With your fine OTLs and the sensitive loudspeakers you often use, can
you hear any noise/hiss 1-2 ft from your loudspeakers at idle? My VAC
amps and my AudioNote Kit Interstage Monoblocks both have low level buzz
audible 1 ft from my KEF Ref 3's, not particularly sensitive
loudspeakers.
I need to nail down some variables here. The speakers I have at home are 98 db; at shows they are either 98 or 107 db.
With 98 db I have to have my head by the mouth of the mid-range horn to hear anything. What I hear is a gentle hiss.

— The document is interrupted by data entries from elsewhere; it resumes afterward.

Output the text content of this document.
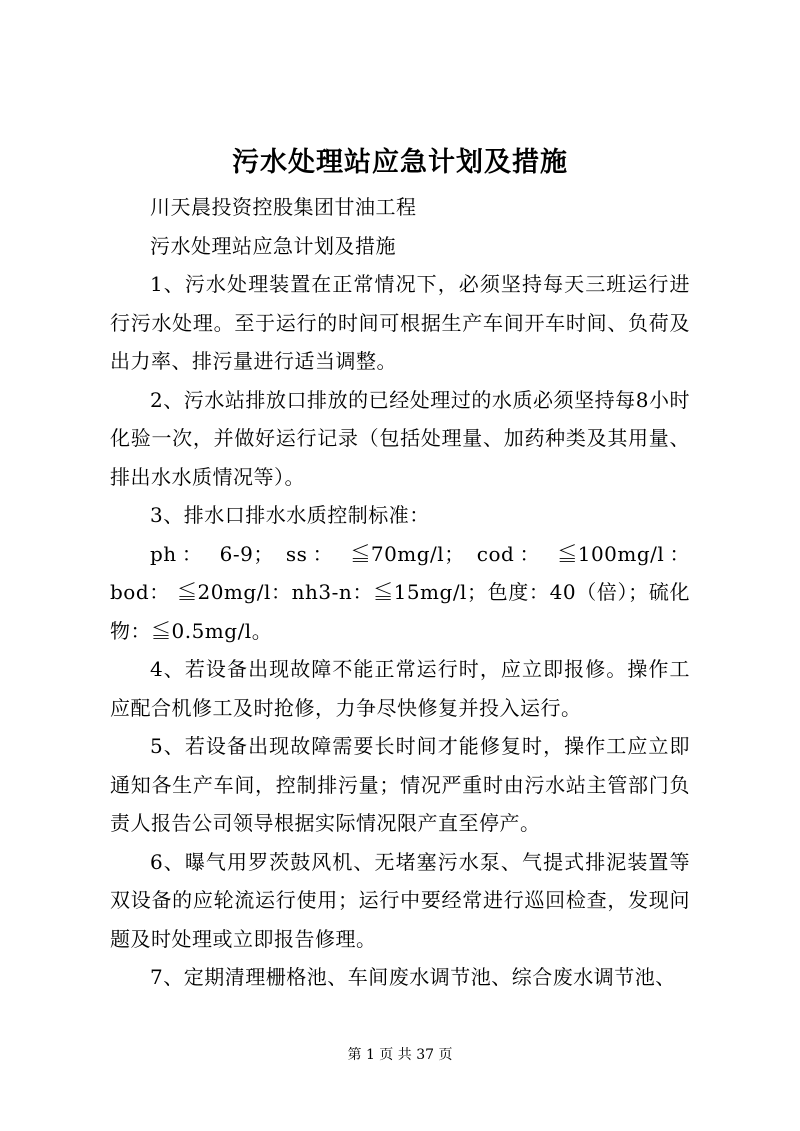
污水处理站应急计划及措施

川天晨投资控股集团甘油工程

污水处理站应急计划及措施

1、污水处理装置在正常情况下，必须坚持每天三班运行进行污水处理。至于运行的时间可根据生产车间开车时间、负荷及出力率、排污量进行适当调整。

2、污水站排放口排放的已经处理过的水质必须坚持每8小时化验一次，并做好运行记录（包括处理量、加药种类及其用量、排出水水质情况等）。

3、排水口排水水质控制标准：

ph： 6-9； ss： ≦70mg/l； cod： ≦100mg/l： bod： ≦20mg/l：nh3-n：≦15mg/l；色度：40（倍）；硫化物：≦0.5mg/l。

4、若设备出现故障不能正常运行时，应立即报修。操作工应配合机修工及时抢修，力争尽快修复并投入运行。

5、若设备出现故障需要长时间才能修复时，操作工应立即通知各生产车间，控制排污量；情况严重时由污水站主管部门负责人报告公司领导根据实际情况限产直至停产。

6、曝气用罗茨鼓风机、无堵塞污水泵、气提式排泥装置等双设备的应轮流运行使用；运行中要经常进行巡回检查，发现问题及时处理或立即报告修理。

7、定期清理栅格池、车间废水调节池、综合废水调节池、

第 1 页 共 37 页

With the 107 db speakers the hiss is more apparent- so we developed a little 'jumper plug' that replaces a tube in the voltage amplifier of our amps. With the plug installed where the tube was we knock out about 12 db of gain and then the hiss is back down to an acceptable level.
When designing an amplifier or preamp the challenge is that the end user might have a speaker of only 86 db (which is bordering on criminal IMO, due to the vast amount of power needed to make that work in most rooms, at least at the levels I like to play...), and at the other end of the spectrum is 107db. That's a range of 30db, which is 1000:1 in amplifier power (IOW, to do what an amp does on a speaker of 86 db, one need have 1/1000th the power to do it on a speaker of 106db)! Obviously this is a trick to make an amplifier of the same gain work on a range of speakers like that.
For this reason amp manufacturers tend to make amps of more or less gain depending on the speaker that might be used with their amps, which has a lot to do with how much power the amp can make. If a really high powered amp (+500 watts) the gain is going to be 30-36 db (there are some outliers; the Hurricane amp has 50db!); for a really low power amp that will only see use on speakers of +100db, the gain might be only 12-15 db. We typically set our gain around 25db, which is fairly reasonable to work on speakers from about 87db up to about 101db or so.
Keep in mind that on a really high efficiency speaker, its unlikely that you won't hear some sort of hiss or buzz coming from the electronics. It can get to be a bit of a challenge to design for speakers like that, even if your amp is only making a few watts.
So to answer your question with all that in mind, it sounds like you have a problem somewhere- with KEFs I would expect that you would have to lay your ear directly on the tweeter before you could hear any noise floor at all.